İkinci seansta Mert’e Wisc-r zeka testi uygulandı. Test sonuçlarına göre Mert’in sözel ve performans puanları arasındaki fark fazlaydı. Özellikle sözel testlerde daha düşük puan almıştı, görsel dikkati ve görsel hafızası iyiydi. Yalnız Mert test sırasında zorlandığı şeyleri yaparken dışsal motivasyona ihtiyaç duyuyordu, sık sık “ben bunu yapamam ki, bu çok zor” deyip cesaretlendirildiğinde ancak yapabiliyordu. Bu kendine güvensizliği muhtemelen okul hayatındaki zorluklarından (kıyaslanma, yetersizlik duyguları…vb.) kaynaklanıyordu.
Danışma seanslarında Mert’e hem evde hem de okulda sayısız okuma yazma metotları, dikkati artırma ve görsel alandaki eksikliklerini giderme çalışmaları yaptırıldı. Bu çalışmalarla öğrencinin okuma ve yazması düzelmeye başladı. Mert’le sonraki seanslarda “Deneyimsel oyun terapisi” uyguladık. Oyun terapileriyle de Mert kendine daha çok güvenmeye başladı, iletişim becerileri gelişti, empati yeteneği arttı, ego gücü yükseldi. Duygu durumundaki bu olumsuz değişiklikler okul hayatına yansıdı derslerinde daha başarılı olmaya başladı.
Mert’in rahatsızlığının adı “Dysgraphia” yani yazma ve öğrenmede güçlük idi..

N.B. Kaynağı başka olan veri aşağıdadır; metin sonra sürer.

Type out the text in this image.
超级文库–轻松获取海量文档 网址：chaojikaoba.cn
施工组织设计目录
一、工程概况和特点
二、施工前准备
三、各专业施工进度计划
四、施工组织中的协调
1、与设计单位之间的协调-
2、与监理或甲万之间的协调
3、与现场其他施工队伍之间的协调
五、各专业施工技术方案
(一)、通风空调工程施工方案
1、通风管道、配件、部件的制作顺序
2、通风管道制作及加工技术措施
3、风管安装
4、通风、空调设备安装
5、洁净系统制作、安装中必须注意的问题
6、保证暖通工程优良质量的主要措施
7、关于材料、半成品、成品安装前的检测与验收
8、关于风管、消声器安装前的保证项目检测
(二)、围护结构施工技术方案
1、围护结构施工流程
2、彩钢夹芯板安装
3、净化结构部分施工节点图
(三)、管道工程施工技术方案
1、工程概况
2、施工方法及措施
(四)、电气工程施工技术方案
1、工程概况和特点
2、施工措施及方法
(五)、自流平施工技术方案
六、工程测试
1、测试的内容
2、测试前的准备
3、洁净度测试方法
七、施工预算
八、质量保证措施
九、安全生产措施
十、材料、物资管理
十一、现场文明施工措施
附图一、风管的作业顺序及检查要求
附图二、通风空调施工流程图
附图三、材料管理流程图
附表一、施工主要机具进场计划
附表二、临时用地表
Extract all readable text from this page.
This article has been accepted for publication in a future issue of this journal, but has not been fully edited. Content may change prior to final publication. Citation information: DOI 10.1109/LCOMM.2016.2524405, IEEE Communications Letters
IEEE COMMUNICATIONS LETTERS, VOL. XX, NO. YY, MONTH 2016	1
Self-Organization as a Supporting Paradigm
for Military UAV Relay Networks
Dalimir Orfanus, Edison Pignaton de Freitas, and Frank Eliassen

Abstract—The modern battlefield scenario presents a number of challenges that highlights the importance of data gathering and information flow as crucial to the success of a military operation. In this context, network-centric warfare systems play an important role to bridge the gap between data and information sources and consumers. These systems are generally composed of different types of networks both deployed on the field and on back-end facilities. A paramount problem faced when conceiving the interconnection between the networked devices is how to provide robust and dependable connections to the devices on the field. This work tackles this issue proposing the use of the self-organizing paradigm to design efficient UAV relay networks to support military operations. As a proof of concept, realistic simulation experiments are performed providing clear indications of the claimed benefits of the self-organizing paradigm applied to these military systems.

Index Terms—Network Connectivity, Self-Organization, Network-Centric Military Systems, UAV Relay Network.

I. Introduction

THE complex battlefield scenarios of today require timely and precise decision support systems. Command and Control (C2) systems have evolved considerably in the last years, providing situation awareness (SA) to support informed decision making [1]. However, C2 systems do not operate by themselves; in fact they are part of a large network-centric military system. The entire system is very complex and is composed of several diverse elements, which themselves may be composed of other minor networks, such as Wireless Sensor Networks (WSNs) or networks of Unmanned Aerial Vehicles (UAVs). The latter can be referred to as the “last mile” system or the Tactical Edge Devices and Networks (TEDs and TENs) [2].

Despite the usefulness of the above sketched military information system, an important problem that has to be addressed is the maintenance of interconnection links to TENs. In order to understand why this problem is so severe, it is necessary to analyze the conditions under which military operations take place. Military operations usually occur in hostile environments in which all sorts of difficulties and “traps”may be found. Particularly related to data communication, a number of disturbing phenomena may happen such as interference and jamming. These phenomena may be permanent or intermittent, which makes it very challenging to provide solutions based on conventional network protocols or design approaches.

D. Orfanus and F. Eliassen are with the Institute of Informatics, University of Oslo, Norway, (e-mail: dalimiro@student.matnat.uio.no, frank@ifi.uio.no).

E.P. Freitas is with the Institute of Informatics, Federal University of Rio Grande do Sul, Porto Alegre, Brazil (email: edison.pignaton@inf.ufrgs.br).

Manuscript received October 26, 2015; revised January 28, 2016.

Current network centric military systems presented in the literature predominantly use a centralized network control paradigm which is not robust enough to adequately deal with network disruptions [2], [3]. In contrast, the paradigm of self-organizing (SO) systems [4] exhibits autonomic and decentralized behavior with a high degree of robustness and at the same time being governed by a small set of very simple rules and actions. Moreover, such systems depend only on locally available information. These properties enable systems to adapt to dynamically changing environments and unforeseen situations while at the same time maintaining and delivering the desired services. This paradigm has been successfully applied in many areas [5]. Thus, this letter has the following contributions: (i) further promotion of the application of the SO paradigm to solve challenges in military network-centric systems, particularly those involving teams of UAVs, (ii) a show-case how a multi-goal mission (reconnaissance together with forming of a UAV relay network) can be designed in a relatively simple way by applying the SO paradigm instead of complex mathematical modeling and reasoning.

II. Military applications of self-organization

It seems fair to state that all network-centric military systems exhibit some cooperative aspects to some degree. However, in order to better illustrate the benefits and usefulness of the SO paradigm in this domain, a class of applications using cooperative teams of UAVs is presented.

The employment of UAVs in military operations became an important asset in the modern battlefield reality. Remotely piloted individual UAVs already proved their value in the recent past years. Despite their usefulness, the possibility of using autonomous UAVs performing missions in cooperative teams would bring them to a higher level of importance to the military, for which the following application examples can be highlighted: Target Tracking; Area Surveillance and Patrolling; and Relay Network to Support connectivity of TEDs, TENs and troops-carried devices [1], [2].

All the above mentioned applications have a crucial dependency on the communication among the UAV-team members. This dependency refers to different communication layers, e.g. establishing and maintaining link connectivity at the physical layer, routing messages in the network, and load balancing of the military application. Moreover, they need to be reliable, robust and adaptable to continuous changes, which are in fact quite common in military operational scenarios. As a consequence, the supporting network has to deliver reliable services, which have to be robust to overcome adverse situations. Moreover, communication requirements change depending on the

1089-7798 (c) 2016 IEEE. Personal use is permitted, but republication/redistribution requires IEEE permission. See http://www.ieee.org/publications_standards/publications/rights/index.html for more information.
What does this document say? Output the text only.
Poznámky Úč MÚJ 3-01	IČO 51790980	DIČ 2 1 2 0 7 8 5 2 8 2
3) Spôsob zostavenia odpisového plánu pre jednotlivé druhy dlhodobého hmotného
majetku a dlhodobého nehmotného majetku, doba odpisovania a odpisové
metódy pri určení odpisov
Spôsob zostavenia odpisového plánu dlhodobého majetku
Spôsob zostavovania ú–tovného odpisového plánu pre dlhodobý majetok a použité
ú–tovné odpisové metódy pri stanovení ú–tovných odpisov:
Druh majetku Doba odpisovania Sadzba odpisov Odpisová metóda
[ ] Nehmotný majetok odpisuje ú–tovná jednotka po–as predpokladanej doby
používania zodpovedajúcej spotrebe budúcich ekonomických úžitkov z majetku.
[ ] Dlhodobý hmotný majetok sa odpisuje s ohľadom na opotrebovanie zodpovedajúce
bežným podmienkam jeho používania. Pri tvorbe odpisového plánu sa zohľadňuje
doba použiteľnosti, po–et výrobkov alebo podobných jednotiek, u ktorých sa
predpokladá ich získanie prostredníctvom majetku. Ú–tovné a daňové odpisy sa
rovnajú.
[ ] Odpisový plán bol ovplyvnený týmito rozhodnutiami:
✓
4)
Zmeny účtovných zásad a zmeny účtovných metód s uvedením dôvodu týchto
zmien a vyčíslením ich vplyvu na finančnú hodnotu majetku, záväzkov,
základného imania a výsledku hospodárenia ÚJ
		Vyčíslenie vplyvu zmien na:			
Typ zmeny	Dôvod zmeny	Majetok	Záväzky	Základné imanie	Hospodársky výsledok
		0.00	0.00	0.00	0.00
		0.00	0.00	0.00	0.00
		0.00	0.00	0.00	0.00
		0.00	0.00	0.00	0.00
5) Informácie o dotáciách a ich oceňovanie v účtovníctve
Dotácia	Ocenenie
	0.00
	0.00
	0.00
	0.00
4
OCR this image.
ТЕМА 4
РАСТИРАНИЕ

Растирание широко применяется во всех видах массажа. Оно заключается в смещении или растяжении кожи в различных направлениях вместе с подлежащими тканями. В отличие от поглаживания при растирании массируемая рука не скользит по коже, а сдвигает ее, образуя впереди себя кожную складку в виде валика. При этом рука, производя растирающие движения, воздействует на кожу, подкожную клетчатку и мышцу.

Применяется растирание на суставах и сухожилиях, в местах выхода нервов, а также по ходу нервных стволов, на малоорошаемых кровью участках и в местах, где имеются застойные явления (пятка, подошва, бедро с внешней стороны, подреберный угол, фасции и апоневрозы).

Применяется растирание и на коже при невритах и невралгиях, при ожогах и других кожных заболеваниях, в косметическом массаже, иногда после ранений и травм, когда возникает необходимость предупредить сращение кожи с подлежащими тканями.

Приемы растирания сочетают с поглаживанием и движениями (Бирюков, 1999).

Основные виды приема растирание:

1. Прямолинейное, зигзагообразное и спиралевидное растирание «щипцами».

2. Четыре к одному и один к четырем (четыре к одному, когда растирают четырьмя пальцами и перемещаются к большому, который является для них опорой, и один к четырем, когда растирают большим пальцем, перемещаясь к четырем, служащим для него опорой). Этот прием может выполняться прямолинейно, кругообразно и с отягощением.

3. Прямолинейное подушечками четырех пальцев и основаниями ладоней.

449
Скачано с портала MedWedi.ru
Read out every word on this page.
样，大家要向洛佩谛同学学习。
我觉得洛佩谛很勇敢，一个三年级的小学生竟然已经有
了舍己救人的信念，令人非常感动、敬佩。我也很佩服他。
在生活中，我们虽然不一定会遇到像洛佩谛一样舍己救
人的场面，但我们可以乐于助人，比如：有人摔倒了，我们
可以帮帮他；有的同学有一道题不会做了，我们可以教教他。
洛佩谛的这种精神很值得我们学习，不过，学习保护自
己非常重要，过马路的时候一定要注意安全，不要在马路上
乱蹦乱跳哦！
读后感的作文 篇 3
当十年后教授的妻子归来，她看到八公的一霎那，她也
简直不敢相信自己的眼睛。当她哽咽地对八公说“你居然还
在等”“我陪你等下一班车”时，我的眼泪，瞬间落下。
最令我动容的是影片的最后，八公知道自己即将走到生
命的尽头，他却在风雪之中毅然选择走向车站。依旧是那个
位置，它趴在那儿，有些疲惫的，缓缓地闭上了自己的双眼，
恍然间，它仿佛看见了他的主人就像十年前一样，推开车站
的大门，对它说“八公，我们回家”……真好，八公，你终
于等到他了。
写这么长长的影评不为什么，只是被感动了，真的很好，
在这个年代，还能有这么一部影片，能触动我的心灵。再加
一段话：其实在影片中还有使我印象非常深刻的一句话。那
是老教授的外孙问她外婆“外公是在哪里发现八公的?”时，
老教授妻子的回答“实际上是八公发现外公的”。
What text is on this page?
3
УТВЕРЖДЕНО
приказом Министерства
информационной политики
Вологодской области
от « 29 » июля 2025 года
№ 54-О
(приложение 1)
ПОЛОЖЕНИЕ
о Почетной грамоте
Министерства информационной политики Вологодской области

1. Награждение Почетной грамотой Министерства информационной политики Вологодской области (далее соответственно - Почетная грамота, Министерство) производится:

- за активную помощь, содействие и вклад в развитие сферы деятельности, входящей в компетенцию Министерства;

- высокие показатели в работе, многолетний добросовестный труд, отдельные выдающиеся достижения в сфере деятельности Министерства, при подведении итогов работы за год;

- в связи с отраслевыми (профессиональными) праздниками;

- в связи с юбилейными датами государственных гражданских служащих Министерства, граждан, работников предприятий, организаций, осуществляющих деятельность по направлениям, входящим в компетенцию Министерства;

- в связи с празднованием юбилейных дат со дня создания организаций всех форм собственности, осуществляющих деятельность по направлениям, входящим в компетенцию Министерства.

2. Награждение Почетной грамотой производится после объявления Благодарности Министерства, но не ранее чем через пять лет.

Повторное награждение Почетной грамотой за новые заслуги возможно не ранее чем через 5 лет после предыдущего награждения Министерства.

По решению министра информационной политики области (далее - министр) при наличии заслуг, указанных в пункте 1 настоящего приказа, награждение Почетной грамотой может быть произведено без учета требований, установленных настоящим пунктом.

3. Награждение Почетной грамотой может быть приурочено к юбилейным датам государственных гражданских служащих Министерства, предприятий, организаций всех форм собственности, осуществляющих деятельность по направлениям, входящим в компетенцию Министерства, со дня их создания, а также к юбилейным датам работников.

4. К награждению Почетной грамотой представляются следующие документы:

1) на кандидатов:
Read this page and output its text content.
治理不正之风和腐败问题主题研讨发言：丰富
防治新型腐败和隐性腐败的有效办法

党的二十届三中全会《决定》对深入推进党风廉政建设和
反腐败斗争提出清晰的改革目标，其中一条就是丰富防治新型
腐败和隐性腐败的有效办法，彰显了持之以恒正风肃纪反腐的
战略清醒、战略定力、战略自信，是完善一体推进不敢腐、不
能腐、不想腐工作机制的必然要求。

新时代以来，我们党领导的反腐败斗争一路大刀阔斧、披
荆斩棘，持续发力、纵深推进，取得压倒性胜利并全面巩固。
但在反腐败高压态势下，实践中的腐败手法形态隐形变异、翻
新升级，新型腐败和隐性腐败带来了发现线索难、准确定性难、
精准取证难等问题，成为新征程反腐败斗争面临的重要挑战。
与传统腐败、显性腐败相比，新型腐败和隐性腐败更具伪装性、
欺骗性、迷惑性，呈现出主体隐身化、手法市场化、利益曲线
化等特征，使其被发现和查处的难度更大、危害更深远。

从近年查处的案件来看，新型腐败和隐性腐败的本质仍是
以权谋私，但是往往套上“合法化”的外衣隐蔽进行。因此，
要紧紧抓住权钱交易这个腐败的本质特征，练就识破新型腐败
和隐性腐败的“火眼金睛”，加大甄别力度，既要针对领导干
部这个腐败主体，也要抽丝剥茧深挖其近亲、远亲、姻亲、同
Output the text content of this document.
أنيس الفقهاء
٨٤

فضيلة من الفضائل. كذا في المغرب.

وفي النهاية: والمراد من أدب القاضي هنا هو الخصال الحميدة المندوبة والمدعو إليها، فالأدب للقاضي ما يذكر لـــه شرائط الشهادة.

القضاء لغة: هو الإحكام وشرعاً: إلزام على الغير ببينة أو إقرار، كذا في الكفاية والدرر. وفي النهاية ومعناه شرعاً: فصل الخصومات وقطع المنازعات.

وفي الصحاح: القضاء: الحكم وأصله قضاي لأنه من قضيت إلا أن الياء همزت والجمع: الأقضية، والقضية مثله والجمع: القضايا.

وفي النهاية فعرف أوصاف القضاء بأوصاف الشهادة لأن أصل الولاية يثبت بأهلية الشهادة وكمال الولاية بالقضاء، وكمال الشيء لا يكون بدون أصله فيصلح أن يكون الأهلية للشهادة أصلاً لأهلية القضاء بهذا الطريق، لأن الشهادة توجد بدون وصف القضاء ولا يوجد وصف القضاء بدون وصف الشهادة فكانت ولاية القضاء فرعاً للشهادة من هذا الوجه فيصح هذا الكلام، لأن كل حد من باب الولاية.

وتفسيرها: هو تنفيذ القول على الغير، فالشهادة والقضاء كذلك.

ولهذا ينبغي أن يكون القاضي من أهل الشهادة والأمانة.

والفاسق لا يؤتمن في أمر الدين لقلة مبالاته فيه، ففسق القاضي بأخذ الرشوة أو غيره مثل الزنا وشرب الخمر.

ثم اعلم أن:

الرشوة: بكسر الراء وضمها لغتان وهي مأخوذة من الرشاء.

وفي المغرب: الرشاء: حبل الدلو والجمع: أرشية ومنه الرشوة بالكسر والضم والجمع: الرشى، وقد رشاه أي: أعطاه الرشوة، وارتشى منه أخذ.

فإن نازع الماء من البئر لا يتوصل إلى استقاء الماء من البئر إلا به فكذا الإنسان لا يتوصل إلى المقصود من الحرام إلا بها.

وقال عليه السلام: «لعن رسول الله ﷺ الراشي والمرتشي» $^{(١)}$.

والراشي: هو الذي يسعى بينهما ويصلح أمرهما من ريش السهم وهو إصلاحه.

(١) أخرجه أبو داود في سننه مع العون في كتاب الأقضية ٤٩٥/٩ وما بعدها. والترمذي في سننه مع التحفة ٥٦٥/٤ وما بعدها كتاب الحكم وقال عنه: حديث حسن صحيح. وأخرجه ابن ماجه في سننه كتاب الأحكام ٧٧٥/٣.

Değerli okuyucular, bu tür çocukların zekâları normaldir fakat klasik eğitim sistemi içinde yazı yazmayı öğrenemezler. Bu nedenle başarısız damgası yerler. İşittiğini anlamakta güçlük çeken çocuklar yazı yazmakta sıkıntı çekerler. Bu çocuklardan kimisi sözcüğe bakarak kopya edebilir, sözcüğün harflerinin yazılışını bilebilir ama işittiğini yazıya çeviremez. Okuyamayan çocuklar da yazı yazamazlar. Sözcükleri anlamadan kopya edebilir ama onları yazılı deyimler olarak anlamlı bir şekilde kullanamazlar. Yazı yazma güçlüğü çeken çocuklar, gördüğü yazıları, sayıları yazabilmek için gereken hareketi yapamazlar. Gördükleri kelimeleri ne kopya edebilir ne de yazabilirler. Matematik dersinde sayıları yazmakta, onları kâğıdın üzerine uygun olarak dizmekte zorluk çekerler ama toplama çıkarma gibi işlemleri işittiğinde yanıtları akıldan yapabilirler. Bu çocuklar ayakkabılarını bağlayamaz, şişe, kutu gibi şeylerin kapağını açamaz, sporda başarı gösteremezler, yazıları kopya etmek onlara zor gelir.